Originating from the ancient Greek the term Metropolis means “mother city” referring to the city that sends out settlers or the original city with whom the settlers retained cultic and political connections. Although various cities have flourished from the third millennium BC cities are still the most artificial habitat mankind has ever lived in as William F. Ogburn remarks. Due to this relatively short adaptation period we were not able to adapt satisfactorily to these “closed” environments. Resulting in a myriad of challenges like plummeting birth rates, growth in impersonal crimes, high densities of traffic, excessive illumination and more pollution. Attracted by the economic opportunities that are generated by the concentration of great wealth, the enchanting siren call of the city echoes into the most remote corners of the earth.
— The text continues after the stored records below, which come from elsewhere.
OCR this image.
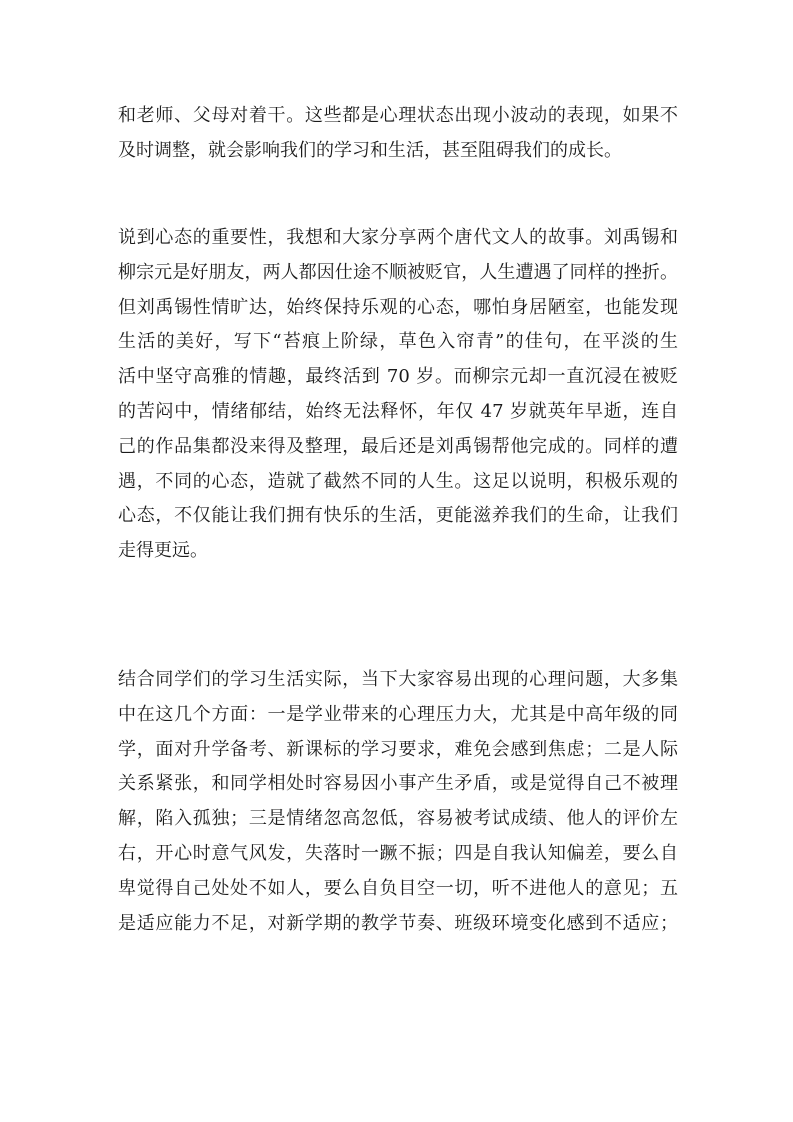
和老师、父母对着干。这些都是心理状态出现小波动的表现，如果不
及时调整，就会影响我们的学习和生活，甚至阻碍我们的成长。

说到心态的重要性，我想和大家分享两个唐代文人的故事。刘禹锡和
柳宗元是好朋友，两人都因仕途不顺被贬官，人生遭遇了同样的挫折。
但刘禹锡性情旷达，始终保持乐观的心态，哪怕身居陋室，也能发现
生活的美好，写下“苔痕上阶绿，草色入帘青”的佳句，在平淡的生
活中坚守高雅的情趣，最终活到 70 岁。而柳宗元却一直沉浸在被贬
的苦闷中，情绪郁结，始终无法释怀，年仅 47 岁就英年早逝，连自
己的作品集都没来得及整理，最后还是刘禹锡帮他完成的。同样的遭
遇，不同的心态，造就了截然不同的人生。这足以说明，积极乐观的
心态，不仅能让我们拥有快乐的生活，更能滋养我们的生命，让我们
走得更远。

结合同学们的学习生活实际，当下大家容易出现的心理问题，大多集
中在这几个方面：一是学业带来的心理压力大，尤其是中高年级的同
学，面对升学备考、新课标的学习要求，难免会感到焦虑；二是人际
关系紧张，和同学相处时容易因小事产生矛盾，或是觉得自己不被理
解，陷入孤独；三是情绪忽高忽低，容易被考试成绩、他人的评价左
右，开心时意气风发，失落时一蹶不振；四是自我认知偏差，要么自
卑觉得自己处处不如人，要么自负目空一切，听不进他人的意见；五
是适应能力不足，对新学期的教学节奏、班级环境变化感到不适应；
In the nineteenth century this attraction would create a new type on man, the Man of the Crowd as Edgar Allen Poe would call him in his eponymous story or the Flâneur as Baudelaire would name him. For this urban explorer, the street as a public space is his natural habitat.
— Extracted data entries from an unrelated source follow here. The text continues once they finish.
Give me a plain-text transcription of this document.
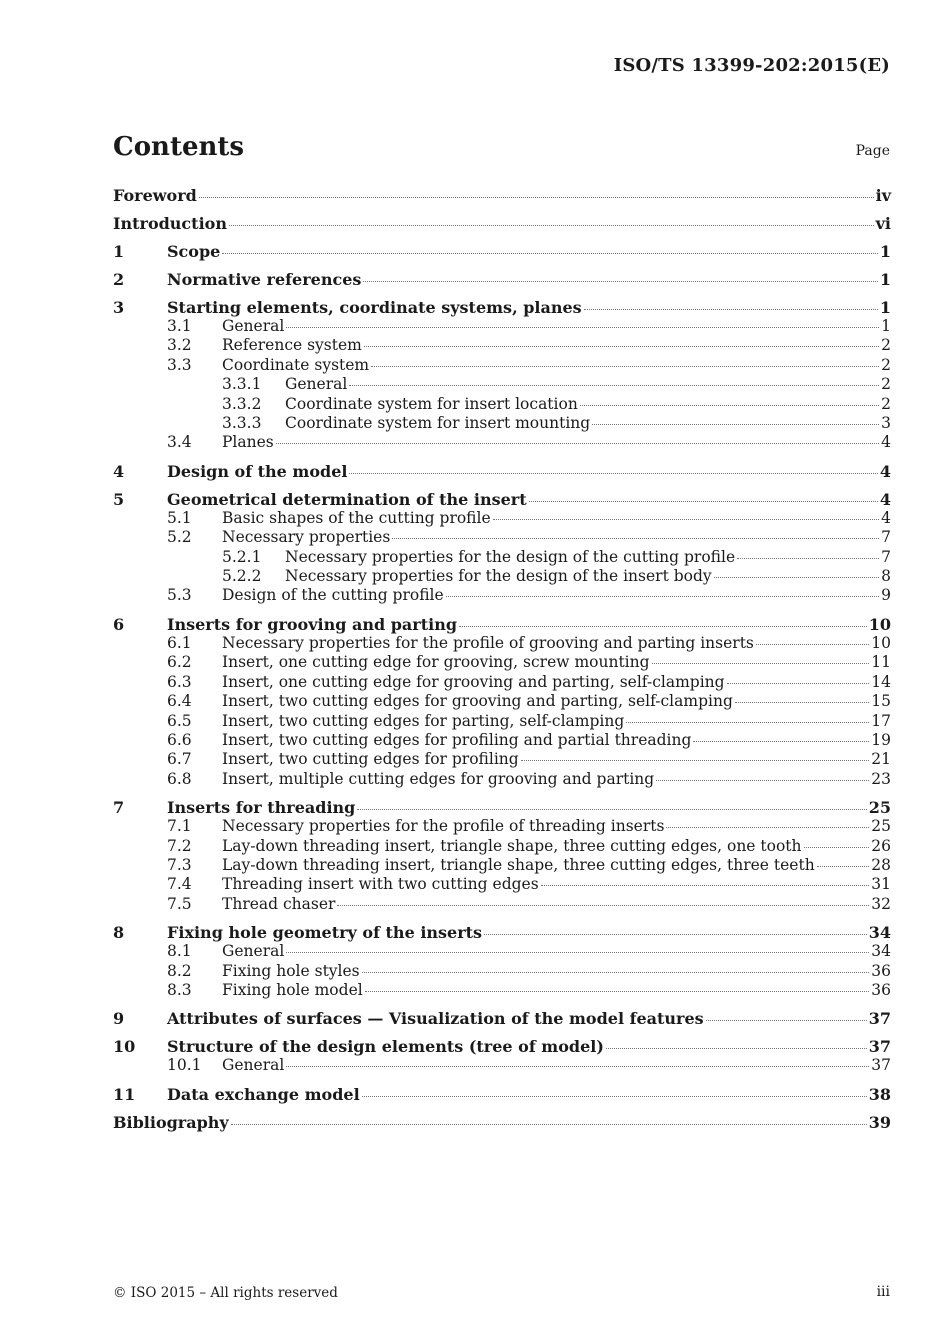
ISO/TS 13399-202:2015(E)
Contents	Page
Foreword	iv
Introduction	vi
1	Scope	1
2	Normative references	1
3	Starting elements, coordinate systems, planes	1
3.1	General	1
3.2	Reference system	2
3.3	Coordinate system	2
3.3.1	General	2
3.3.2	Coordinate system for insert location	2
3.3.3	Coordinate system for insert mounting	3
3.4	Planes	4
4	Design of the model	4
5	Geometrical determination of the insert	4
5.1	Basic shapes of the cutting profile	4
5.2	Necessary properties	7
5.2.1	Necessary properties for the design of the cutting profile	7
5.2.2	Necessary properties for the design of the insert body	8
5.3	Design of the cutting profile	9
6	Inserts for grooving and parting	10
6.1	Necessary properties for the profile of grooving and parting inserts	10
6.2	Insert, one cutting edge for grooving, screw mounting	11
6.3	Insert, one cutting edge for grooving and parting, self-clamping	14
6.4	Insert, two cutting edges for grooving and parting, self-clamping	15
6.5	Insert, two cutting edges for parting, self-clamping	17
6.6	Insert, two cutting edges for profiling and partial threading	19
6.7	Insert, two cutting edges for profiling	21
6.8	Insert, multiple cutting edges for grooving and parting	23
7	Inserts for threading	25
7.1	Necessary properties for the profile of threading inserts	25
7.2	Lay-down threading insert, triangle shape, three cutting edges, one tooth	26
7.3	Lay-down threading insert, triangle shape, three cutting edges, three teeth	28
7.4	Threading insert with two cutting edges	31
7.5	Thread chaser	32
8	Fixing hole geometry of the inserts	34
8.1	General	34
8.2	Fixing hole styles	36
8.3	Fixing hole model	36
9	Attributes of surfaces — Visualization of the model features	37
10	Structure of the design elements (tree of model)	37
10.1	General	37
11	Data exchange model	38
Bibliography	39
© ISO 2015 – All rights reserved	iii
Today 55% of the world’s total population live in urban centres. By the year 2030 60% of the world population will live in urban centres whereby the number of megacities, currently 33 worldwide, is projected to rise to 43 by that year.
Since the Middle Ages artists have created real and imaginary landscapes that depicted nature, urban centres or merged both worlds. Evolving from background scenes of religious subjects (Fra Angelico’s “Noli me tangere”), to more realistic depictions of landscapes (The Limbourg Brothers “Trés riches heures”), depiction of nature as the artist saw it (Tiziano Vecceli “Orpheus and Euridice”), detailed and dramatic landscapes of Peter Paul Rubens (“Landscape with the Ruins of Mount Palatine in Rome”) Arcadian landscapes (Nicolas Poussin “Landscape during a Thunderstorm with Pyramus and Thisbe”) romantic landscapes that aroused the imagination of the beholder (William Turner “Lucerne by Moonlight”) Impressionistic landscapes that captured the tones and reflections of light (Claude Monet “Poppy Field near Vetheuil”), to the prismatic qualities of Paul Cézanne’s Mont Saint Victoire.
Intrinsically always interwoven with the Zeitgeist, its commissioners and the progressing industrialisation, the viewer is visually invited to look, see and gaze at the endless vastness of the landscape. Transcending consciousness while visually exploring these alternate windows on reality.